Chi sono le minacce di cyber warfare e cybercrime per i nostri militari

I cyber attacchi “parati” in un anno dal Comando per le Operazioni in Rete sono stati 17.423. Di questi, 11.791 sono stati tentativi di hackeraggio e 354 i malware identificati e neutralizzati. Quelli più noti hanno nomi curiosi, ma sono estremamente pericolosi. Da Ursnif/Gozi a Emotet (smantellato grazie a un’operazione internazionale recentemente), a Quakbot, IcedID, Dridex, Agent Tesla, Formbook, sLoad e Trickbot. I “nemici” più sofisticati da cui il Comando si deve difendere sono chiamati Advanced Persistent Threats (APT); fra questi, i più famosi e sfidanti, per la complessità dello tattiche e le tecniche impiegate, sono: i cinesi di HAFNIUM; i russi di SILVERFISH, APT 28 (Fancy Bear) e APT 29 (Cozy Bear); i nord coreani di Lazarus (alias APT 38) e i pachistani di APT 36 (Mythic Leopard). Non mancano, comunque attori iraniani o di altre nazioni. Peraltro, le “armi” usate negli attacchi alle reti della Difesa differiscono leggermente da quelli al perimetro della sicurezza nazionale, seppur in generale il panorama sia simile. Segno, che gli scopi degli aggressori sono diversi. Inoltre, sempre più spesso più gruppi si alleano e cooperano contro singoli bersagli, rendendo più difficile difendersi.

Il COR è a disposizione di tutte le istituzioni italiane civili in caso di bisogno. Nel frattempo, monitora tutte le reti in patria e all’estero, comprese quella degli Uffici Militari presso le nostre Ambasciate all’estero, prevenendo non solo gli attacchi; ma anche i semplici malfunzionamenti

Ma, se in ambito militare si è riusciti ad accentrare la gestione delle emergenze riducendo i rischi di essere “bucati”, ciò non è sempre valido nel settore civile. Se ciò accadesse, il Comando sarebbe anche pronto a garantire il necessario sostegno.
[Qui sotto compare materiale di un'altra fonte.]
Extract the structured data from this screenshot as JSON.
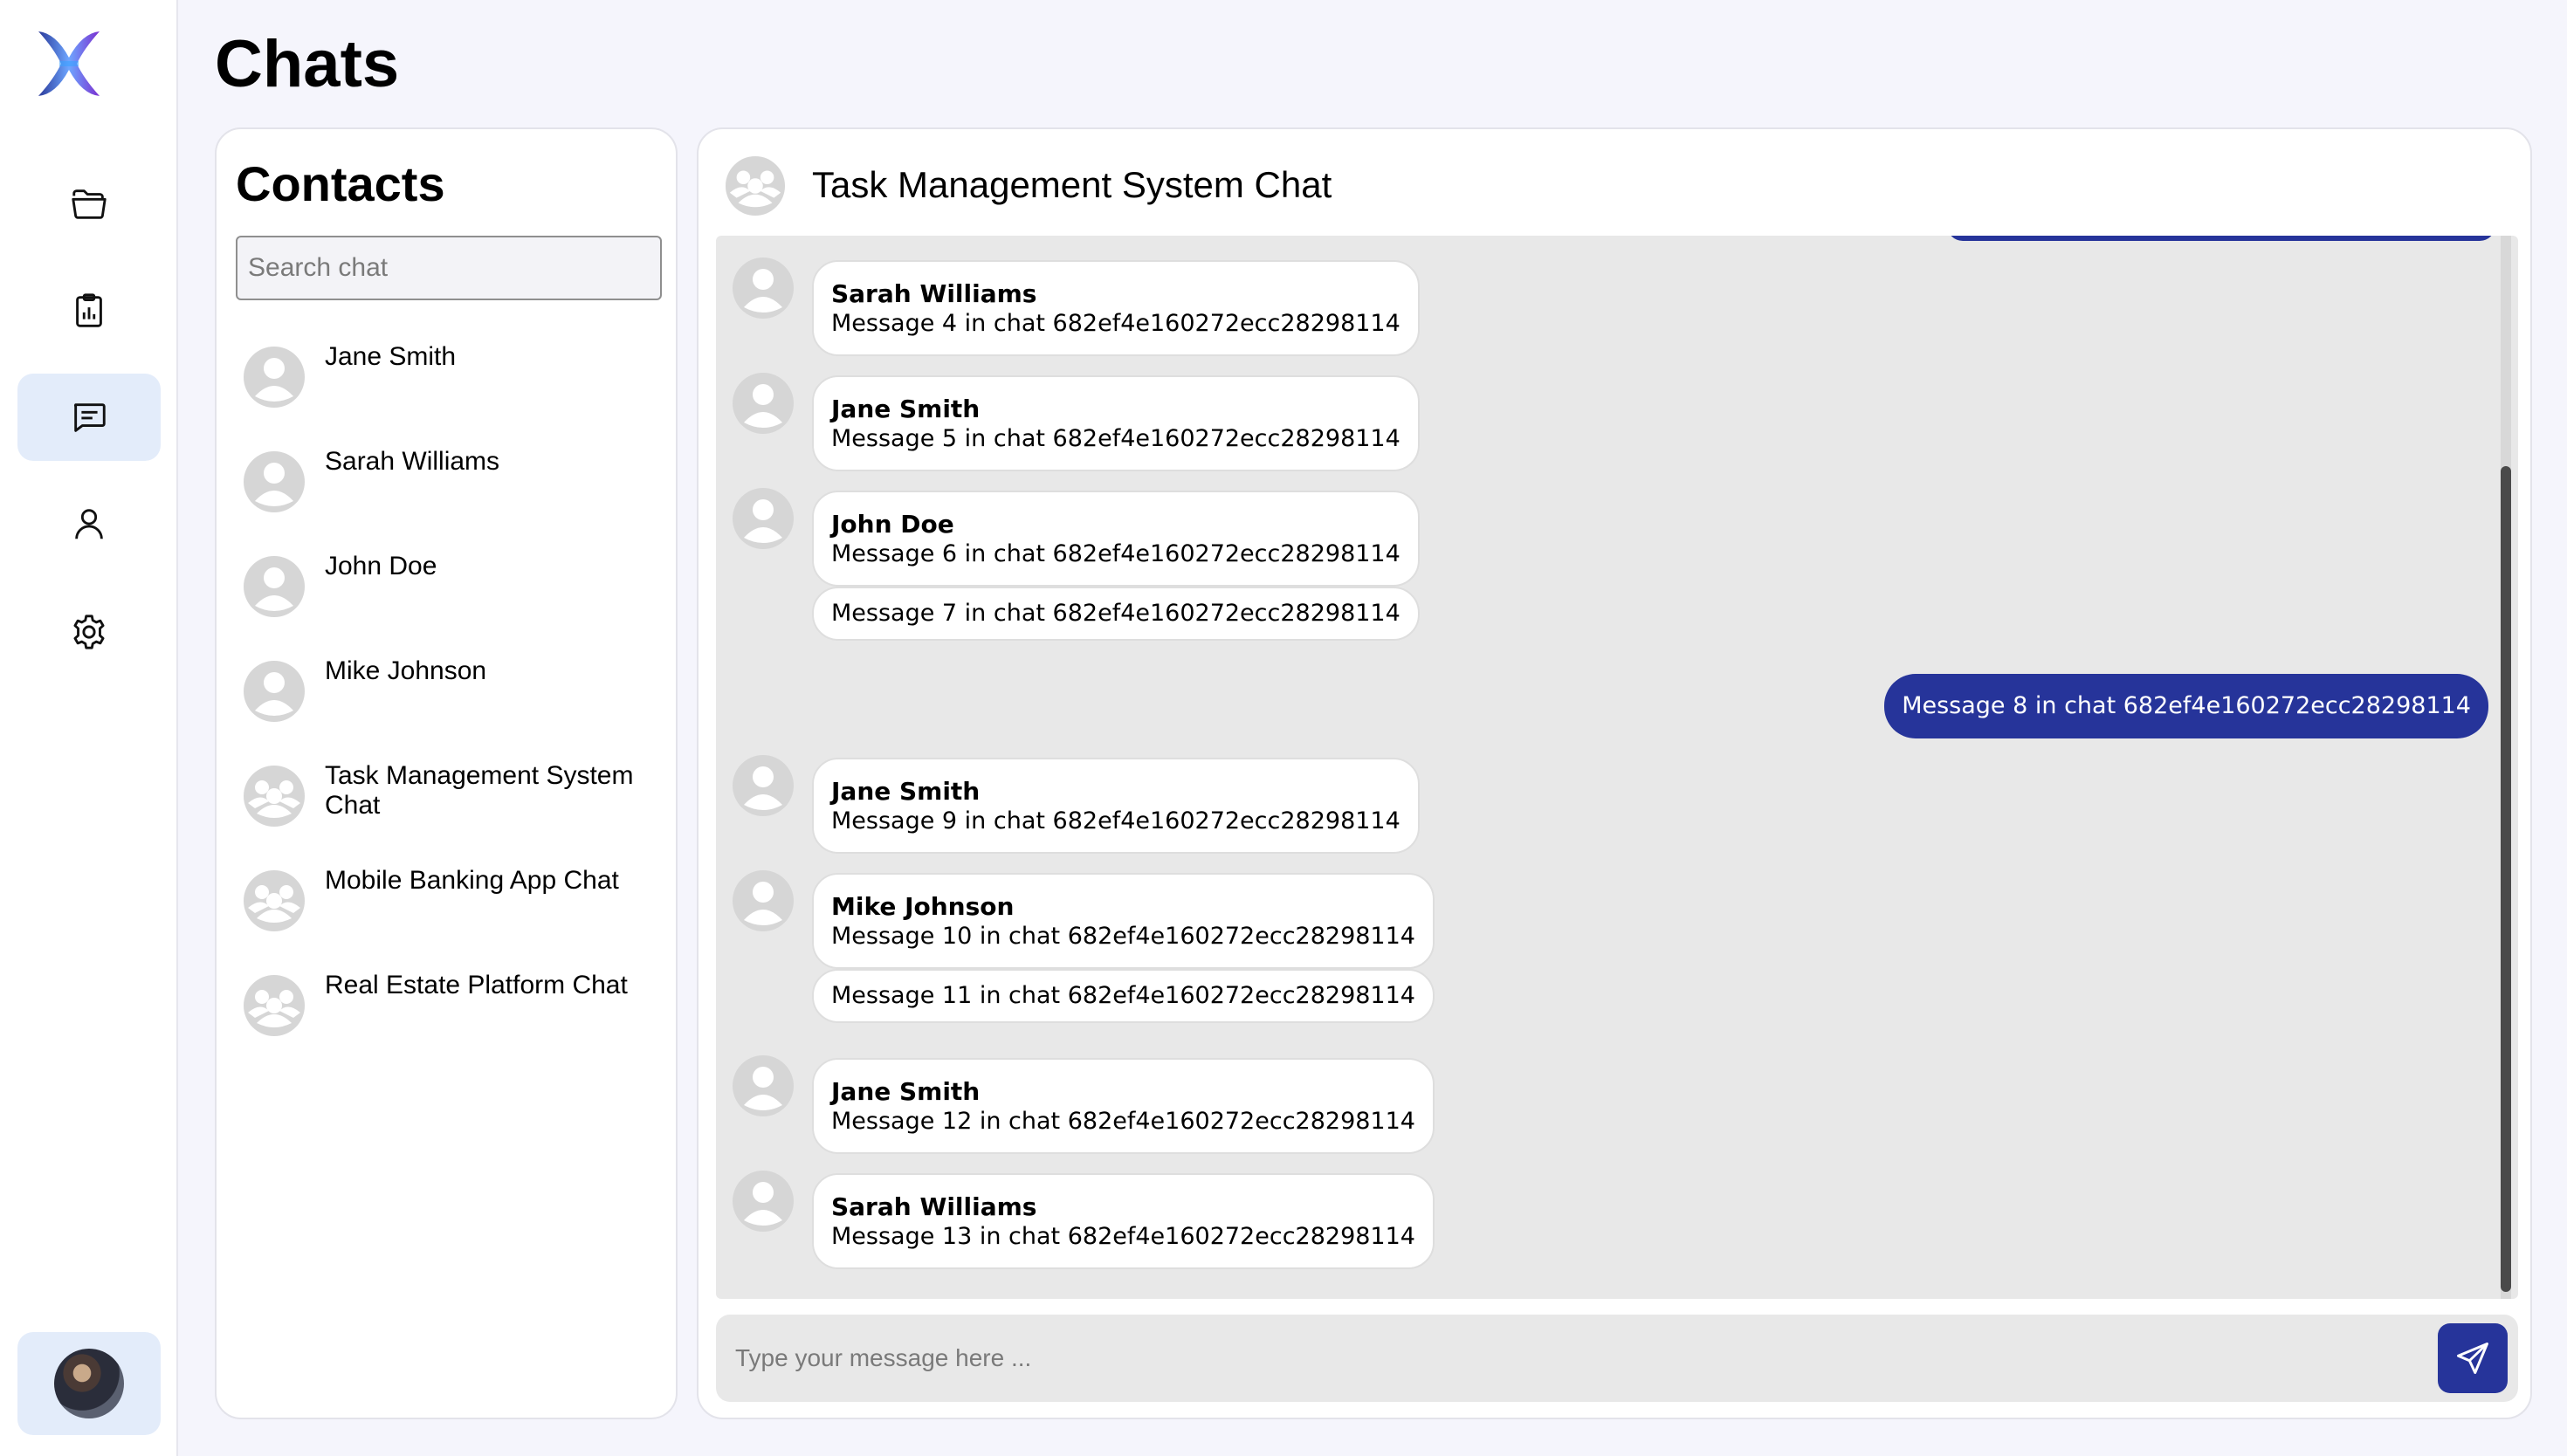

Parallelamente, la struttura monitora tutte le reti in patria e all’estero, comprese quella degli Uffici Militari presso le nostre Ambasciate all’estero, prevenendo non solo gli attacchi; ma anche i semplici malfunzionamenti. Lo fa con sale operative dedicate, in grado di tenere sotto controllo da Roma fino all’ultimo computer, ovunque questi si trovino. Inoltre, fornisce supporto ai team di “cyber guerrieri” nei vari teatri operativi, grazie a una funzione denominata “reach back”.

La Scuola Comunicazioni Interforze di Chiavari ospita il Cyber Range, dove i cyber warriors della Difesa si addestrano a difendere le reti e ad attaccare

I membri del COR, come tutti i militari, si addestrano a “sparare”. Lo fanno presso un poligono speciale, un Cyber Range, situato presso la Scuola Comunicazioni Interforze a Chiavari. In questo caso, però, i fucili e i cannoni sono i computer, mentre le stringe di codice rappresentano i proiettili. L’obiettivo, comunque, è sempre lo stesso: fare centro. Che sia una simulazione in cui ci si difende da un attacco singolo o multiplo, contro uno o più bersagli, o l’attacco verso un bersaglio prestabilito. Si testa di tutto: dalle procedure alla coesione delle squadre, passando per le risposte agli incidenti e gli strumenti usati.